Perhaps this tree is a symbol of the beginning of a family tree. He meets and marries Penny Greenway and over the next decade they have four children.
Penny, a typical housewife of that era, also considers herself an artist. But she feels restless in her role as a parent. She is happiest when she is working with her many arts and crafts projects. Art seems to be her passion, not her children.
When she was first married, Bill filled her soul completely. Now he is so involved with the four children and his practice that she feels left out. Penny retreats more and more to her studio and it becomes a home for her, a place away from her children and her husband and her responsibilities as a mother.
The story is told from the perspective of each of the four children. Their father, Bill, is always expecting the best from them. All four admire him and do not want to disappoint him. Yet they are very different in nature.

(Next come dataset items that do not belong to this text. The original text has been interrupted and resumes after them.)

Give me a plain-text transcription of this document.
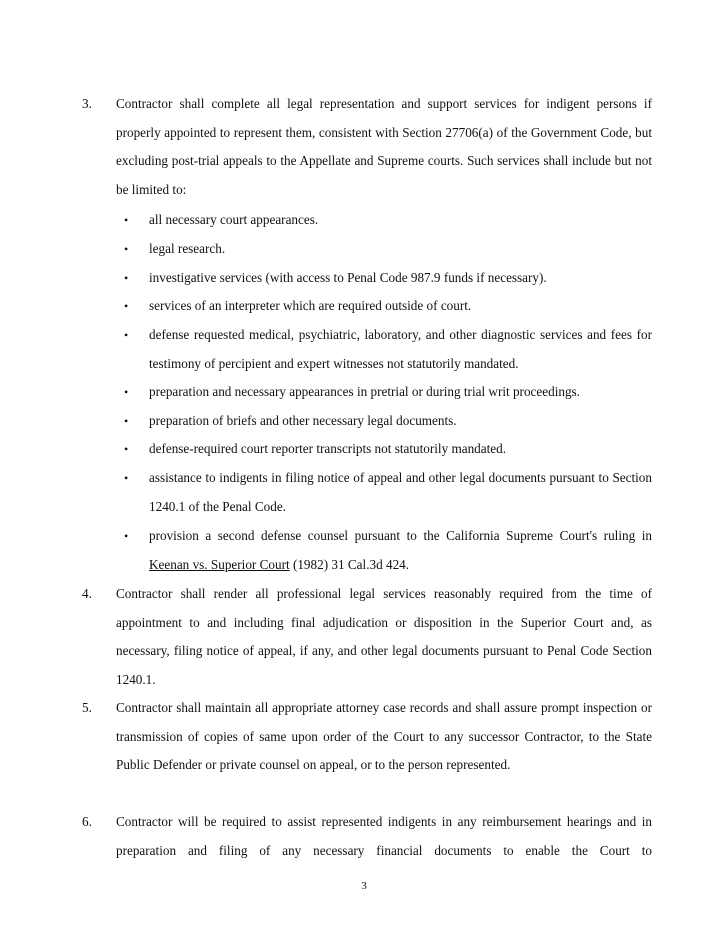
3. Contractor shall complete all legal representation and support services for indigent persons if properly appointed to represent them, consistent with Section 27706(a) of the Government Code, but excluding post-trial appeals to the Appellate and Supreme courts. Such services shall include but not be limited to:
• all necessary court appearances.
• legal research.
• investigative services (with access to Penal Code 987.9 funds if necessary).
• services of an interpreter which are required outside of court.
• defense requested medical, psychiatric, laboratory, and other diagnostic services and fees for testimony of percipient and expert witnesses not statutorily mandated.
• preparation and necessary appearances in pretrial or during trial writ proceedings.
• preparation of briefs and other necessary legal documents.
• defense-required court reporter transcripts not statutorily mandated.
• assistance to indigents in filing notice of appeal and other legal documents pursuant to Section 1240.1 of the Penal Code.
• provision a second defense counsel pursuant to the California Supreme Court's ruling in Keenan vs. Superior Court (1982) 31 Cal.3d 424.
4. Contractor shall render all professional legal services reasonably required from the time of appointment to and including final adjudication or disposition in the Superior Court and, as necessary, filing notice of appeal, if any, and other legal documents pursuant to Penal Code Section 1240.1.
5. Contractor shall maintain all appropriate attorney case records and shall assure prompt inspection or transmission of copies of same upon order of the Court to any successor Contractor, to the State Public Defender or private counsel on appeal, or to the person represented.
6. Contractor will be required to assist represented indigents in any reimbursement hearings and in preparation and filing of any necessary financial documents to enable the Court to
3
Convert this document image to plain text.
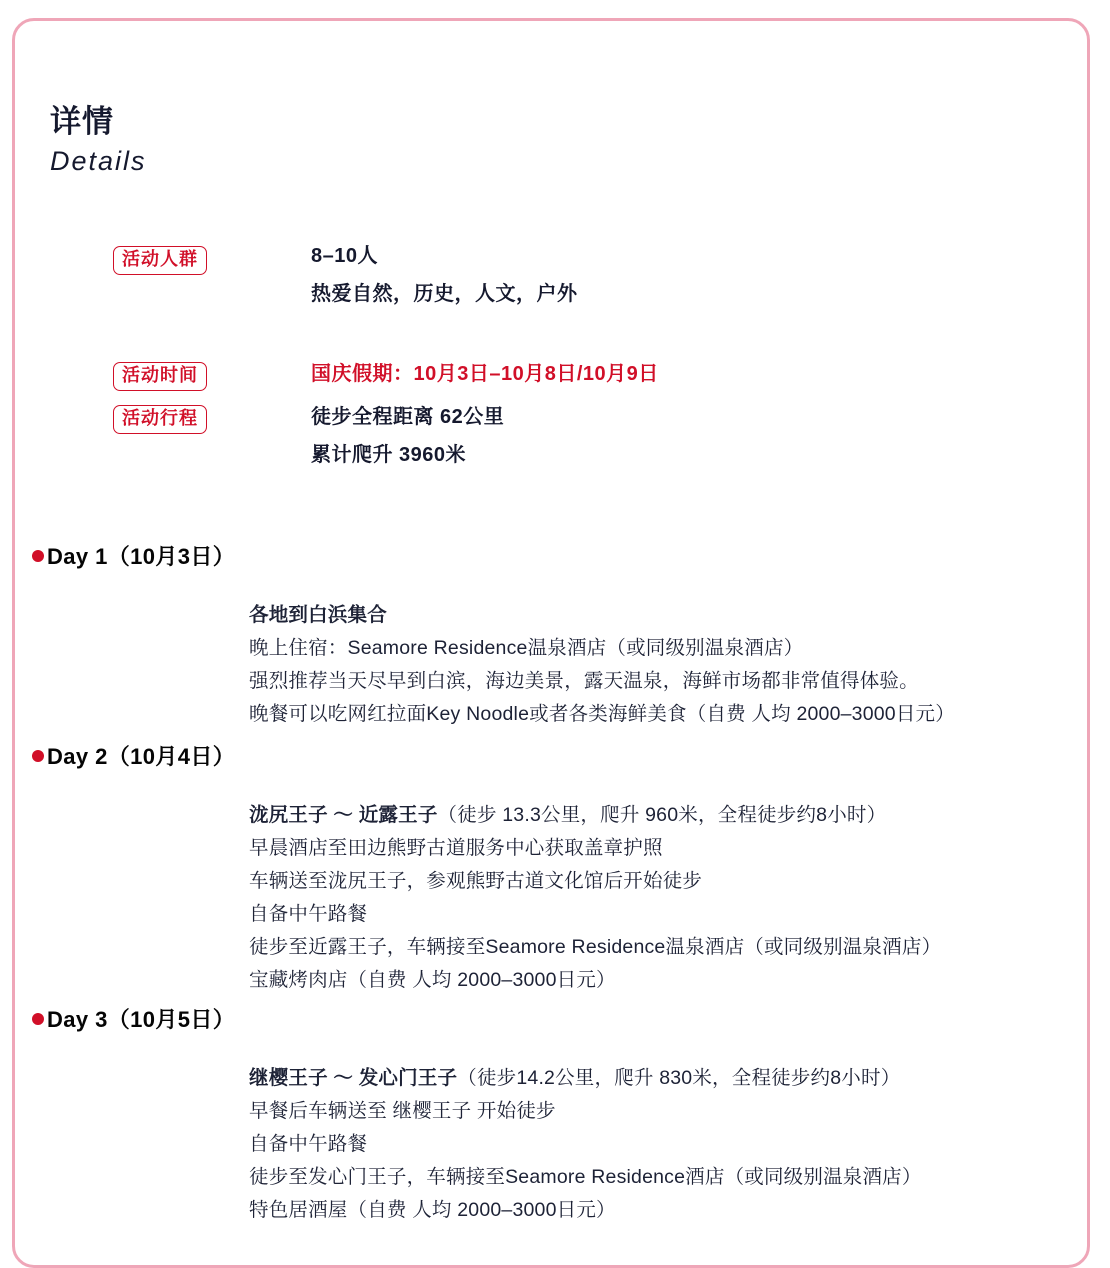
详情
Details
活动人群	8–10人
热爱自然，历史，人文，户外
活动时间	国庆假期：10月3日–10月8日/10月9日
活动行程	徒步全程距离 62公里
累计爬升 3960米
Day 1（10月3日）
各地到白浜集合
晚上住宿：Seamore Residence温泉酒店（或同级别温泉酒店）
强烈推荐当天尽早到白滨，海边美景，露天温泉，海鲜市场都非常值得体验。
晚餐可以吃网红拉面Key Noodle或者各类海鲜美食（自费 人均 2000–3000日元）
Day 2（10月4日）
泷尻王子 ～ 近露王子（徒步 13.3公里，爬升 960米，全程徒步约8小时）
早晨酒店至田边熊野古道服务中心获取盖章护照
车辆送至泷尻王子，参观熊野古道文化馆后开始徒步
自备中午路餐
徒步至近露王子，车辆接至Seamore Residence温泉酒店（或同级别温泉酒店）
宝藏烤肉店（自费 人均 2000–3000日元）
Day 3（10月5日）
继樱王子 ～ 发心门王子（徒步14.2公里，爬升 830米，全程徒步约8小时）
早餐后车辆送至 继樱王子 开始徒步
自备中午路餐
徒步至发心门王子，车辆接至Seamore Residence酒店（或同级别温泉酒店）
特色居酒屋（自费 人均 2000–3000日元）
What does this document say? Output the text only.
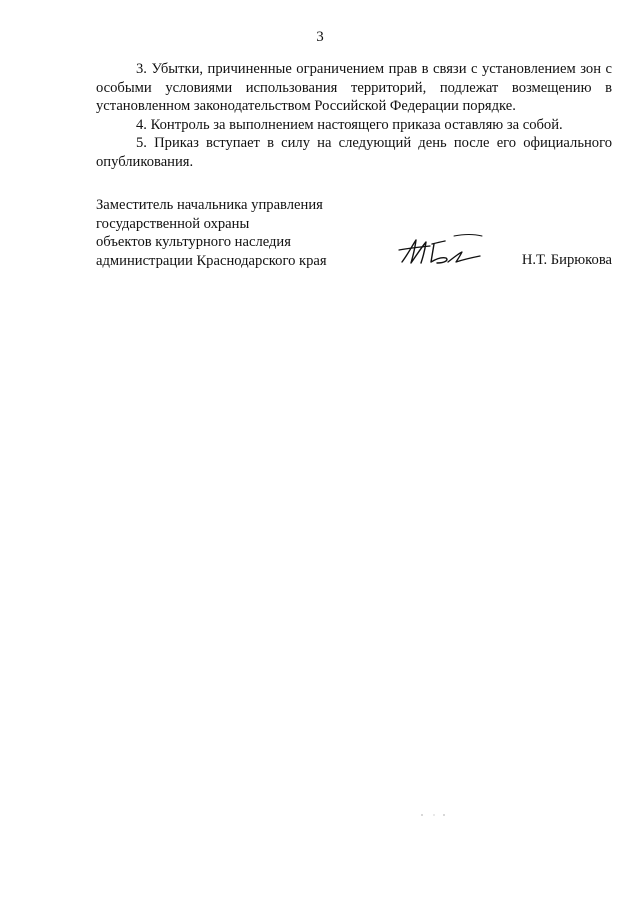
3

3. Убытки, причиненные ограничением прав в связи с установлением зон с особыми условиями использования территорий, подлежат возмещению в установленном законодательством Российской Федерации порядке.

4. Контроль за выполнением настоящего приказа оставляю за собой.

5. Приказ вступает в силу на следующий день после его официального опубликования.

Заместитель начальника управления
государственной охраны
объектов культурного наследия
администрации Краснодарского края	Н.Т. Бирюкова
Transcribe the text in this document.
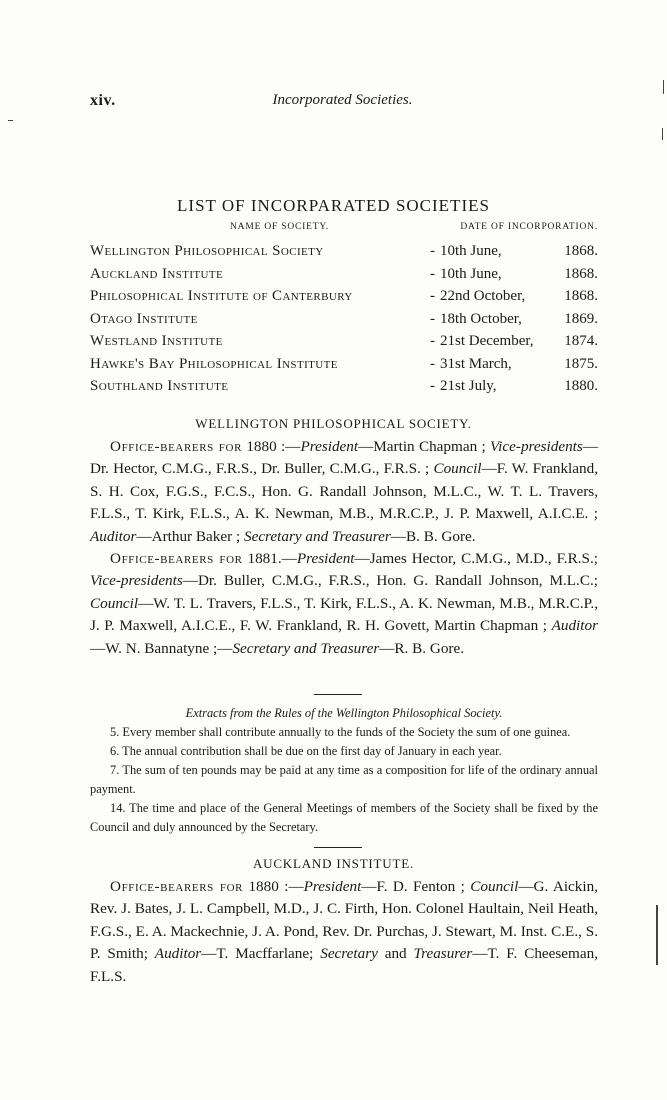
xiv.	Incorporated Societies.
LIST OF INCORPARATED SOCIETIES
NAME OF SOCIETY.	DATE OF INCORPORATION.
Wellington Philosophical Society	- 10th June,	1868.
Auckland Institute	- 10th June,	1868.
Philosophical Institute of Canterbury	- 22nd October,	1868.
Otago Institute	- 18th October,	1869.
Westland Institute	- 21st December, 1874.
Hawke's Bay Philosophical Institute	- 31st March,	1875.
Southland Institute	- 21st July,	1880.
WELLINGTON PHILOSOPHICAL SOCIETY.

Office-bearers for 1880 :—President—Martin Chapman ; Vice-presidents—Dr. Hector, C.M.G., F.R.S., Dr. Buller, C.M.G., F.R.S. ; Council—F. W. Frankland, S. H. Cox, F.G.S., F.C.S., Hon. G. Randall Johnson, M.L.C., W. T. L. Travers, F.L.S., T. Kirk, F.L.S., A. K. Newman, M.B., M.R.C.P., J. P. Maxwell, A.I.C.E. ; Auditor—Arthur Baker ; Secretary and Treasurer—B. B. Gore.

Office-bearers for 1881.—President—James Hector, C.M.G., M.D., F.R.S.; Vice-presidents—Dr. Buller, C.M.G., F.R.S., Hon. G. Randall Johnson, M.L.C.; Council—W. T. L. Travers, F.L.S., T. Kirk, F.L.S., A. K. Newman, M.B., M.R.C.P., J. P. Maxwell, A.I.C.E., F. W. Frankland, R. H. Govett, Martin Chapman ; Auditor—W. N. Bannatyne ;—Secretary and Treasurer—R. B. Gore.

Extracts from the Rules of the Wellington Philosophical Society.

5. Every member shall contribute annually to the funds of the Society the sum of one guinea.

6. The annual contribution shall be due on the first day of January in each year.

7. The sum of ten pounds may be paid at any time as a composition for life of the ordinary annual payment.

14. The time and place of the General Meetings of members of the Society shall be fixed by the Council and duly announced by the Secretary.

AUCKLAND INSTITUTE.

Office-bearers for 1880 :—President—F. D. Fenton ; Council—G. Aickin, Rev. J. Bates, J. L. Campbell, M.D., J. C. Firth, Hon. Colonel Haultain, Neil Heath, F.G.S., E. A. Mackechnie, J. A. Pond, Rev. Dr. Purchas, J. Stewart, M. Inst. C.E., S. P. Smith; Auditor—T. Macffarlane; Secretary and Treasurer—T. F. Cheeseman, F.L.S.
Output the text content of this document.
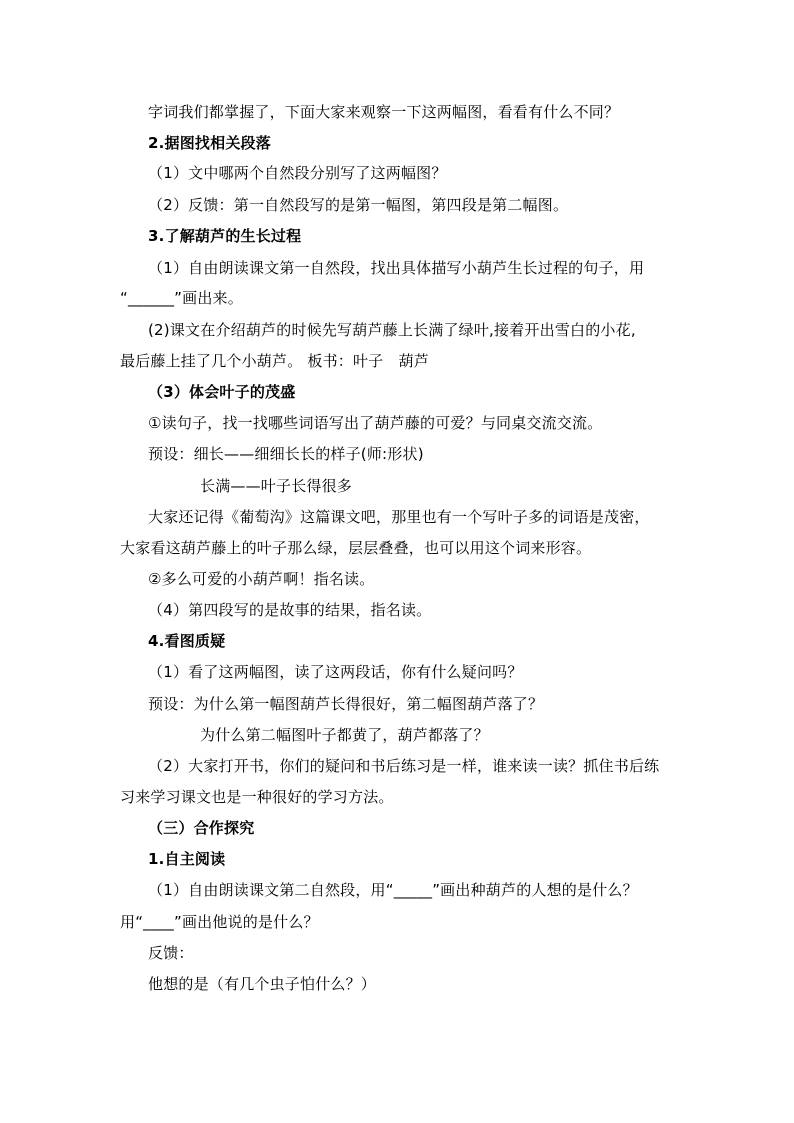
字词我们都掌握了，下面大家来观察一下这两幅图，看看有什么不同？
2.据图找相关段落
（1）文中哪两个自然段分别写了这两幅图？
（2）反馈：第一自然段写的是第一幅图，第四段是第二幅图。
3.了解葫芦的生长过程
（1）自由朗读课文第一自然段，找出具体描写小葫芦生长过程的句子，用
“______”画出来。
(2)课文在介绍葫芦的时候先写葫芦藤上长满了绿叶,接着开出雪白的小花,
最后藤上挂了几个小葫芦。 板书：叶子　葫芦
（3）体会叶子的茂盛
①读句子，找一找哪些词语写出了葫芦藤的可爱？与同桌交流交流。
预设：细长——细细长长的样子(师:形状)
长满——叶子长得很多
大家还记得《葡萄沟》这篇课文吧，那里也有一个写叶子多的词语是茂密，
大家看这葫芦藤上的叶子那么绿，层层叠叠，也可以用这个词来形容。
②多么可爱的小葫芦啊！指名读。
（4）第四段写的是故事的结果，指名读。
4.看图质疑
（1）看了这两幅图，读了这两段话，你有什么疑问吗？
预设：为什么第一幅图葫芦长得很好，第二幅图葫芦落了？
为什么第二幅图叶子都黄了，葫芦都落了？
（2）大家打开书，你们的疑问和书后练习是一样，谁来读一读？抓住书后练
习来学习课文也是一种很好的学习方法。
（三）合作探究
1.自主阅读
（1）自由朗读课文第二自然段，用“_____”画出种葫芦的人想的是什么？
用“____”画出他说的是什么？
反馈：
他想的是（有几个虫子怕什么？）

Rebecca, the only daughter, who becomes a psychiatrist when she grows up, says, “Temperament dictates how parents are with them [their children]. The baby influences the parent who influences the baby who influences the parent. No two siblings have the same parents.”
She also hopes for an unusual family outing and calls it a “crusade” to get their mother back with them emotionally. The oldest three Blair children have grown up, married, and found respectable jobs. But the youngest, James, a troublemaker as a child, is still causing distress.
After Bill dies and Penny moves to Taos, James shows up and suggests that they sell the family home. James has moved away in every sense of the word. But now he is home and wants to sell those three acres of land purchased by their father back in 1954. The question is whether the older three siblings will be able to part with this property that represents their bonds. The oldest three still live very close, attached to where they grew up.
“The Children’s Crusade” is a complex novel about family dynamics and sibling relationships.